Un servizio che non è un servizio: il Corno alle Scale su RAI 1

Sabato scorso, 19 febbraio, il programma di RAI 1 Linea Bianca ha dedicato la puntata a «L’Appennino Emiliano: da Sestola al Corno alle Scale».

Il servizio d’apertura, incentrato sul comprensorio sciistico del Corno, non si può davvero definire un servizio, perché concepito come un lungo, stucchevole spot pubblicitario, del quale salveremmo giusto le riprese, molto suggestive, di panorami e cime.

La caratteristica principale della pubblicità consiste nell’eliminare qualunque conflitto, voce critica o approfondimento. Tutto dev’essere bello, positivo, pulito e superficiale. Ogni magagna dev’essere taciuta, ogni spigolo smussato, ogni granello di polvere spazzato a forza sotto il tappeto. Esattemente quello che abbiamo visto, e che chiunque può rivedere, nei 14 minuti iniziali del programma.

Come in ogni spot che si rispetti, anche qui era presente un testimonial: Alberto Tomba, uomo dai grandi meriti sportivi, ma non altrettanto grande davanti alle talecamere, come già ampiamente dimostrato dalla sua prova d’attore nel terrificante Alex l’Ariete.

Più della metà dello spot ruota intorno a lui, ma senza che gli venga rivolta una vera e propria intervista: un paio di domande compiacenti, qualche ammicco, filmati d’epoca delle sue gare, due o tre curve su una pista del Corno tirata a lucido per l’occasione, e un’infinità di pacche sulle spalle (metaforiche) e sulle braccia (reali) per constatare quanto sia ancora muscoloso, nonostante dichiari, con insistenza, che adesso mangia e beve. «Evviva Albertone!

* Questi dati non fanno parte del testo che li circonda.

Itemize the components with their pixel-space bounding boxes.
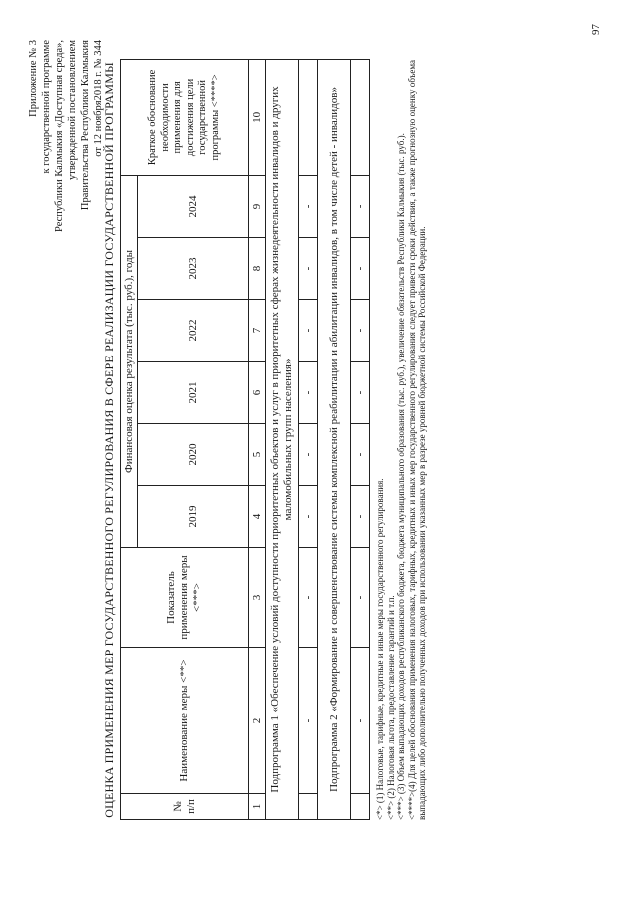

Un mito!», grida il conduttore a ogni pie’ sospinto.

Parlando del Corno alle Scale, Tomba confessa di amare questa montagna per i paesaggi che gli offre, quando sale in vetta con le pelli di foca, e ricorda quant’erano belle le piste negli anni Novanta.

Peccato che lo spot di RAI 1 non abbia l’obiettivo di promuovere lo scialpinismo, né di glorificare il bel tempo che fu: il vero scopo di tutto, compreso il cameo di Tomba, s’intuisce alla fine, come accade in ogni pubblicità che si rispetti.

La chiusura è affidata alle parole del “grande imprenditore” Marco Palmieri. Il nome della sua azienda (Piquadro) non viene citato, come per evitare di fargli quella pubblicità che in realtà gli si sta facendo, senza ritegno e con i soldi della tivù pubblica. Non per aiutarlo a vendere borse, agende e zaini, ma per incensare il progetto al quale ha deciso di “contribuire”, quello di uno “sviluppo” del comprensorio sciistico. Un progetto del quale non si dice alcunché, né in cosa consista, né con quali prospettive, salvo promuoverlo a prescindere, brindando con calici di spumante, perché “se questo fosse fatto per tutta l’Italia, possiamo parlare davvero di una ripartenza”.

Non una parola sulla nuova seggiovia Polla-Scaffaiolo, da noi contestata per tante ragioni, né sui piani di collegamento con la Doganaccia e l’Abetone, né sul denaro pubblico che verrà sprecato per ingrandire stazioni sciistiche come questa, ormai condannate dal riscladamento globale. Infatti, se non fosse per i fondi statali e regionali, nessun imprenditore scommetterebbe un euro sullo sci in Appennino.

A Cerreto Laghi, sull’Appennino reggiano, il gestore degli impianti ha dichiarato a gennaio che i costi energetici per i cannoni sparaneve, per battere le piste e per far girare le seggiovie sono talmente alti che potrebbero costringerlo a chiudere la stagione anzitempo. Al Corno, invece, Palmieri dichiara che va tutto “particolarmente bene”, perché c’è il sole e c’è la neve. In realtà, a ben guardare le riprese esterne della trasmissione, si direbbe che la neve delle piste è tutta artificiale, mentre quella naturale non riesce a coprire nemmeno il terreno. L’inverno 2022 è stato uno dei più siccitosi degli ultimi anni, ma che l’acqua venga usata per alimentare i cannoni non sembra interessare a nessuno.

Con tutto il parlare che si fa, anche in parlamento, di transizione energetica, di cambiamento climatico e di investimenti “green”, ci saremmo aspettati dalla RAI un vero servizio pubblico, quantomeno con un bilancio dei pro e dei contro di un progetto come quello che investe il Corno alle Scale.

Invece ci siamo dovuti sorbire uno spot, cioè il contrario di un’informazione corretta.